Esses são fatos verídicos comprovados. Mas, pressionado por coletivos sionistas – mormente os Judeus pela Democracia – , o 247 eliminou o vídeo e cedeu uma hora e meia para o sociólogo Michel Gherman chamar Issa de “negacionista” sem dizer do quê, enquanto Kushnir negava a existência do tráfico de mulheres e das máfias a ele dedicadas nos séculos XIX, XX e XXI argumentando com a existência da internet [3], de cafetinas e de vítimas que já eram prostitutas [4].

Máfias têm, em regra, bases étnicas: as judaicas não diferem da siciliana e das chinesas nisso, mas na sorte de contar com intelectuais ditos progressistas para acobertá-las depois de 100 anos.

Os nazis não tão nazis

Quando Israel e suas agências dizem que há um surto de atos antissemitas pelo mundo desde 7/10, se referem a ações de solidariedade à Palestina e a esses fatos díspares. Onde o antissemitismo não existe, é preciso inventá-lo, ainda que os antagonistas sejam Riquelme e Roger Waters.

Onde existe, se pode minimizá-lo quando convém. Netanyahu declarou, em 2015, que Hitler nem era tão má pessoa e só aceitou exterminar os judeus por insistência de um sacerdote islâmico palestino. Diante disso, não pareceria tão grave formar frentes com nazistas ucranianos em manobras geopolíticas contra a Rússia, ou com sul-americanos para e manter o continente atrelado aos EUA e afastar a influência chinesa por meio de Bolsonaro e Milei.

O símbolo maior do anátema, para o sionismo, não é, hoje, a suástica, e sim a cúfia, já proibida nas escolas de Berlim, onde um partido filonazi (AfD) apoia o massacre perpetrado por Israel em Gaza e diz sobre o Islã as mesmas coisas que seus avós ideológicos dos anos 30 diziam sobre os judeus. Este foram, depois de séculos, aceitos como parte da elite imperialista do Atlântico Norte, cujo poder está ruindo neste instante.

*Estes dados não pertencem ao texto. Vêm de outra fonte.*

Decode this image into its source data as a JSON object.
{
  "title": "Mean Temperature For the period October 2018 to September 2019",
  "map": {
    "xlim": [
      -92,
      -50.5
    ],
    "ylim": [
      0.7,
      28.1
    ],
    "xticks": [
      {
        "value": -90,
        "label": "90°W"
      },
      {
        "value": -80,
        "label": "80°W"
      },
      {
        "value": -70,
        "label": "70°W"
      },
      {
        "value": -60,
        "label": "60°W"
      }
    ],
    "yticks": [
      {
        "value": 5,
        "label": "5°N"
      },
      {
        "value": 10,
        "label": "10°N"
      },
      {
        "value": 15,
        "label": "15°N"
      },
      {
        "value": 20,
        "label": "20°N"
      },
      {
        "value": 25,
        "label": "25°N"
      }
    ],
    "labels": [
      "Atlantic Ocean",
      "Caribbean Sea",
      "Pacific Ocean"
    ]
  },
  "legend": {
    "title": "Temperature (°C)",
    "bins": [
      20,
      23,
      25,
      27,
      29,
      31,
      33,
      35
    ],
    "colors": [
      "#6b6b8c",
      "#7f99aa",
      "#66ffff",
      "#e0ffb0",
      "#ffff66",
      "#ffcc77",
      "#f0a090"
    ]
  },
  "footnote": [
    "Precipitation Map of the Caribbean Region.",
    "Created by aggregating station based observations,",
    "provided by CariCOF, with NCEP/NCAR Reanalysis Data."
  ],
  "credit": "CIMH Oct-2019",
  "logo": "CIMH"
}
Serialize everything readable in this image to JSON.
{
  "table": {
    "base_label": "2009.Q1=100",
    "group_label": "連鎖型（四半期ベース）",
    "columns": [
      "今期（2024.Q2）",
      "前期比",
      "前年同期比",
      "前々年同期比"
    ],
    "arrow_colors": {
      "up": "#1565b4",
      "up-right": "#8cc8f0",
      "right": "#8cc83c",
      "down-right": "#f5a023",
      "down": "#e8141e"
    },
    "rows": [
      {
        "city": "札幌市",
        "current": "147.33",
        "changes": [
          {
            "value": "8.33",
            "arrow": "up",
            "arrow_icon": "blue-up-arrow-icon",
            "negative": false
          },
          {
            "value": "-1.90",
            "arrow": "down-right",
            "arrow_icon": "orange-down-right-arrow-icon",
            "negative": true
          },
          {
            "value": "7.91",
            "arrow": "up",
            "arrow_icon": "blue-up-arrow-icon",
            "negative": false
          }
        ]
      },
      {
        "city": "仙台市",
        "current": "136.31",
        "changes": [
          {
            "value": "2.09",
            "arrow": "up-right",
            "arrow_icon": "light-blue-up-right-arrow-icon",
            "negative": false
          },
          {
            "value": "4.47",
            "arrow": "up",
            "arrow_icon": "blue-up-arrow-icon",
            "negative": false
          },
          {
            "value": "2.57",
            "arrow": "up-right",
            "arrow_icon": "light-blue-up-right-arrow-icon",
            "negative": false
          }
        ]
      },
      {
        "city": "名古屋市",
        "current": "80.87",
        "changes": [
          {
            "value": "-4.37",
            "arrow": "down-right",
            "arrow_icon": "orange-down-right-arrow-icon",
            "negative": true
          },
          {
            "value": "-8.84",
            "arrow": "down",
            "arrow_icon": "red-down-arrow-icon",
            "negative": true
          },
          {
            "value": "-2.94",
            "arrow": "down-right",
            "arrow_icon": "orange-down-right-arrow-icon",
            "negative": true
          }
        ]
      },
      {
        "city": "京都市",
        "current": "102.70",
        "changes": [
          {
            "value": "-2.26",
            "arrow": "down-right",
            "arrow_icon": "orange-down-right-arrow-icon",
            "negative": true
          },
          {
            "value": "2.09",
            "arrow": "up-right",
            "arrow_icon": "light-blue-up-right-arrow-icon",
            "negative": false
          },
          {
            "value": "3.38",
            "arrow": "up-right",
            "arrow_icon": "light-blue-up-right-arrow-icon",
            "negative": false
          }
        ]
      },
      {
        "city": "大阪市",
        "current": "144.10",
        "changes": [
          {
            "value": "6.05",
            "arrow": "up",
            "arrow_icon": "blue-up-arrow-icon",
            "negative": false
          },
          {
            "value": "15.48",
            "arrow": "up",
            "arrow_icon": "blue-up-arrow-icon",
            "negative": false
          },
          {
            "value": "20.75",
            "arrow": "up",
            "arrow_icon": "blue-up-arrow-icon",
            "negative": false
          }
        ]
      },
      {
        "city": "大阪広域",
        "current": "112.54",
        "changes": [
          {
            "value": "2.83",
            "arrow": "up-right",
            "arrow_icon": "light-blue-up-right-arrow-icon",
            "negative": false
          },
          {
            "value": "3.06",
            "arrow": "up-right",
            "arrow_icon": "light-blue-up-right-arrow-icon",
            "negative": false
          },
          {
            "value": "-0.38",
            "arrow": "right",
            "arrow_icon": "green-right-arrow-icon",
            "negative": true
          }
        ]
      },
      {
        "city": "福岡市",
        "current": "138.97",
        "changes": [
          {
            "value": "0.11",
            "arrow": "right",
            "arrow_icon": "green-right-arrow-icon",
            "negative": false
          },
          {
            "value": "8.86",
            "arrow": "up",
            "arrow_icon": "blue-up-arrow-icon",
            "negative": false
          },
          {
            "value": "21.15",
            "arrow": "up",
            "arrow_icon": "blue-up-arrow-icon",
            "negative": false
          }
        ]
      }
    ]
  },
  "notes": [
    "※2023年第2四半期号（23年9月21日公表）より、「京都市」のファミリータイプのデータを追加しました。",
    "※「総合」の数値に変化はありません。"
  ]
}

Esse texto expressa a opinião do autor.

Notas:

[1] https://www.morasha.com.br/historia-judaica-moderna/os-judeus-e-a-industria-dos-diamantes.html e https://jornaldaorla.com.br/noticias/a-historia-do-judeu-e-os-diamantes/ 

[2] https://www.youtube.com/watch?v=9Bl5z5_6lQY, aos 12 minutos e 10 segundos.

[3] Idem, dos 38 aos 39 minutos.

[4] Idem, aos 9m50s, aos 12m30s e aos 14m40s.